April 2, 2010

iScribe Interview Series - Paradoxically Elusive Nature

Name: Max Orsini
Major: English
Year of Graduation: 2011, PhD
Position: Featured writer (Spring 2010)

Your featured piece in spring’s edition, “On a Painter and Her Art,” was quite the visual piece. Do you have any experiences in the artistic field? Do you feel that written words have the same sensory effect as visual art?

I, like most people I presume, sketched quiet a bit as a kid growning up in Brooklyn and Jersey. I have always, even as a child had an nterest in the way visual art challenges the boundaries of a frame, the way that certain artists, like Picasso most notably, toy with the idea of disfiguration. I've always felt drawn to distorted faces of a certain sort, diverted vanishing lines of a kind; yet, paradoxically, my whole artsistic sensibility from childhood to the present has been governed by an overriding "idea of order," by the idea of still life and what I recently hear someone call the simple but monumental significance of plain and ordinary objects. I'm not a visual artist by any stretch of the imagination, but I do have a kind of underlying devotion to the power of the crystal image in poetry. I like poems, paintings and even imagistic songs that possess and elicit a kind of dark transparency, a kind of night-blue clairvoyance, a sort of Atlantic-silver light.

Music, literature, and visual art all have the incredible ability to convey one’s thoughts and ideas, while also serving as effective methods of emotional ventilation. What is your most favored form of expression and why?
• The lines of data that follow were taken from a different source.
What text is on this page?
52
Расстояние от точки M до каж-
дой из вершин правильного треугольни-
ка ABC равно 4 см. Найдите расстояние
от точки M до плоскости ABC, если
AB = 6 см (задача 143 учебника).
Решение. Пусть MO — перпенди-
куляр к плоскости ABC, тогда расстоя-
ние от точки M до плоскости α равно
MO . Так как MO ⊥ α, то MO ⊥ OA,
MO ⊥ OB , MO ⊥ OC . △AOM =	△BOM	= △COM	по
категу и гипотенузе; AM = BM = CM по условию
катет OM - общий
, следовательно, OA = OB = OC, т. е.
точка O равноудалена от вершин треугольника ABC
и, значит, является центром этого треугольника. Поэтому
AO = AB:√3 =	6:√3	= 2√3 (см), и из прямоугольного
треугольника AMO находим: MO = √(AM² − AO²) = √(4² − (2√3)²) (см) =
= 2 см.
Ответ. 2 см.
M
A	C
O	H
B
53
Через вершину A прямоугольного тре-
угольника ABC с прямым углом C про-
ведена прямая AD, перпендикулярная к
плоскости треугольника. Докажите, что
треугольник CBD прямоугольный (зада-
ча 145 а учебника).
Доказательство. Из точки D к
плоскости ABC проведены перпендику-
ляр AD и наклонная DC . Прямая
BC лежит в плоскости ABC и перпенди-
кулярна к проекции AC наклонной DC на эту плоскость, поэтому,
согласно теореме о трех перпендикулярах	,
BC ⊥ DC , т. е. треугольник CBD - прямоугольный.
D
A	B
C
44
Actually, along with writing poetry, one of my passions in singing and song-writing. I've been writing music for more than twelve years and even more paramount than my belief in the visual landscape of a poem is my out and out faith that a poem is a "dream song" to play with a phrase from Berryman. I feel that poems "tap" into an inante music in the subconscious, a kind of clamorous whisper that goes on under the current of our lives that resembles an inate music. I really enjoy writing music, but my poems and songs are two very distinct entities. They rush forth from a similar source, but they form two very separate streams in my life.

Do you believe that an artist’s (covering the spectrum from writers to musicians) best work comes from periods of strong emotion? Why or why not?

It's funny that you ask this question about periods of turmoil producing exciting work. I've thought a great deal about this question and though I've always met it with a kind of resistence, I have to say that Blake was right when he said that "without contraries there is no progression." For about the last year or so I've written in response to certain circumstances in my own life and these circumstances have challenged my writing. They've challenged my notion of how to live, actually. I suppose the benefit of emotional trial is intense introspection, but there comes with this the fine line of excessive introspection and a kind of loss of the outside, which, can become a detriment to the connectivity between speaker and listener in a poem or series of poems. Professor Cappello has given me sound advice regarding this matter. She's implored me to try and have a conversation with other poets in my writing, maybe not directly, but to use the personal as a means of contributing to a dialogue that other poets are having on similar pesronal concerns that are always inherently political.

What is your source of inspiration? What brings your pen to paper?

My main source of inspiration is the paradoxically elusive nature of inspiration itself to be honest. It's always fleeting and changing. Usually, given a certain slant of light, or after I've read enough beautiful poems by Mary Oliver, or James Wright, or Anne Sexton, or Wallace Stevens or Sylvia Plath or Elizabeth Bishop, or Wordsworth or Shakespeare, something will form in my mind, like an ocean of waves with rippling meanings and then I will simply have to write because the beauty and the sorrow and the irony and the lucidity are overwhelming. I think this is probably the case for most people. I'm still pretty traditional in terms of my influences. There are many fine poets writing today, but I take much of my own music, my own metrical advice from older or deceased poets.

There was a crazy thunderstorm that freakishly switched people’s minds from their bodies. As a result, college students for one day now inhabit writers’ bodies. Whose body do you inhabit? Describe your day-in-a-life situation.

Right now, Mary Oliver. For beauty, for wisdom, for dark lucidity, for faith in the convictions of the natural world, for short, clipped, quick breathed phrases, for imagery, for love, Mary Oliver.

Tell us about your educational and career plans. Do you see yourself publishing to the national audience in the near future?

At this moment, I teach senior English and Creative Writing at a local private school and am working on my PhD in English. I plan to teach at a college that values writing and art one day.

Say that you built your house from the ground up using literary pieces—what works are lining your bedroom windows? How do these affect you view?

At the foundational level of my imagined literary home, I would line the walls with a fair blend of Romantic poems and Modernist poems to please both the eye and the ear of those inhabiting.

What inspired you to submit to the Scribe? Any intention of submitting again in the future?

I believe it was a fellow Grad Student who brought the Scribe to my attention. I've enjoyed submitting my work to the last two spring issues and I hope to contribute to this great journal again in the fall.